I've come across several reference that purport the following special rational approximations to the $e^x$ function
Case 1:
In one reference they use the following (Pade) approximation
$$
e^r = 1 + 2r\frac{ P(r^2)}{ Q(r^2) -r P(r^2) },
$$
with $P$ and $Q$ being polynomials.
Case 2: In another source they use the following approximation
$$
R(r^2) = r\frac{e^r+1}{e^r-1} = 2+ r^2/6 – r^4/360 + \cdots
$$
A Remez algorithm is used to generate a polynomial to approximate $R$:
$$
R(z)\approx 2.0 + P_1 z + P_2 z^2 + P_3 z^3 + P_4 z^4 + P_5 z^5
$$
Therefore we can write
$$
e^r = 1 + \frac{2r}{R(r^2) – r}
$$
From the notes a Remez algorithm is used to find the coefficients for $R$; I presume the same is the case for $P$ and $Q$ for the first approximation (it's not clear how to obtain them in the first case).
In any case, approximation two is supposedly more accurate.
Question: How have these rational approximations been derived?

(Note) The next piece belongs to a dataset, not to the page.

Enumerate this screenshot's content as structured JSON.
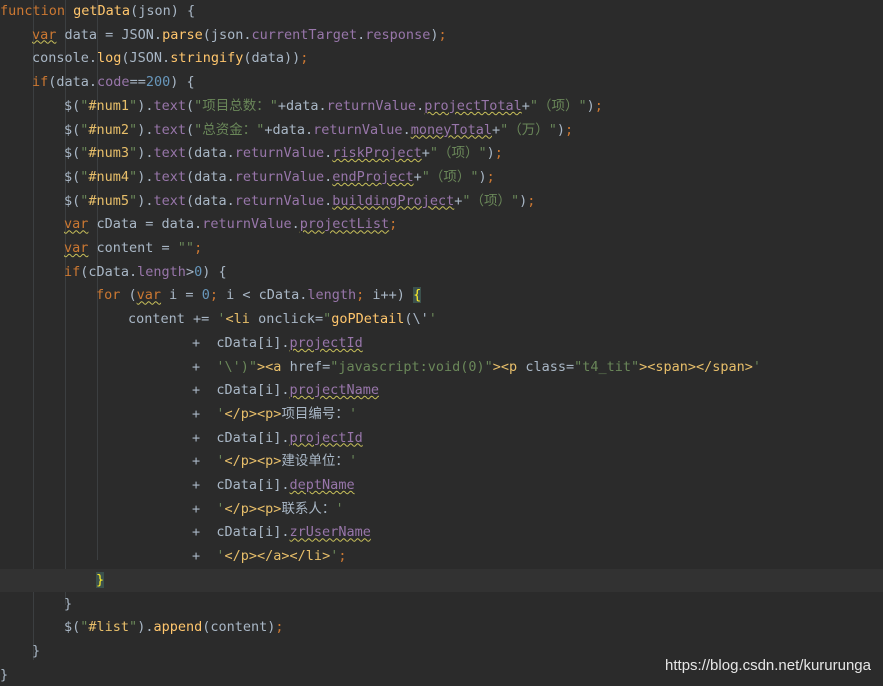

Case 1 can be generalized to $10^x$, $2^x$ etc (with different coefficients for $Q$ and $P$). For case 2 this doesn't seem to be the case, i.e. is there a similar rational approximation to $2^x$ and $10^x$ without relying on the fact $2^x = e^{\log_e 2 x}$. Aso, how would one go about finding the coefficients for $P$ and $Q$ in case 1.
Best Answer
There is nothing special about $e$ here. For any $a \ne 1$ you could use the Remez algorithm to find a polynomial $R(x)$ that approximates $$ \sqrt{x} \dfrac{a^\sqrt{x} + 1}{a^\sqrt{x} - 1}$$ on some interval $0 < x \le X$ (giving the best uniform approximation of this for polynomials of degree $\le d$). Then $a^x \approx 1 + 2x/(R(x^2)-x)$ for $-\sqrt{X} \le x \le \sqrt{X}$
For example, with $a=10$, $X = 5$ and $d = 9$ I get $$ \eqalign{R(x) &= 0.8685889669638705+ 0.3837640483652787\,x- 0.03391037227227374\,{x}^{ 2} \cr & + 0.004278250903723814\,{x}^{3} - 0.0005637985646020767\,{x}^{4}+ 0.00007298075602694236\,{x}^{5}\cr &- 0.000008631124974263940\,{x}^{6}+ 0.0000008256832839671144\,{x}^{7}\cr & - 0.00000005329698642479952\,{x}^{8} + 0.000000001658928529960004\,{x}^{9}} $$
EDIT: There must be a typo in your Case 1.
$$ e^r = 1 + 2 r \dfrac{P(r^2)}{Q(r^2) - P(r^2)}$$ would be equivalent to $$ \dfrac{P(r^2)}{Q(r^2)} = \dfrac{e^r-1}{e^r + 2 r - 1} $$ But this won't work: the right side is not an even function of $r$. I guess it must be instead
$$ e^r = 1 + 2 r \dfrac{P(r^2)}{Q(r^2) - r P(r^2)}$$ which becomes $$ \dfrac{P(r^2)}{Q(r^2)} = \dfrac{e^r-1}{r(e^r+1)} = \dfrac{\tanh(r/2)}{r} $$ as that is an even function.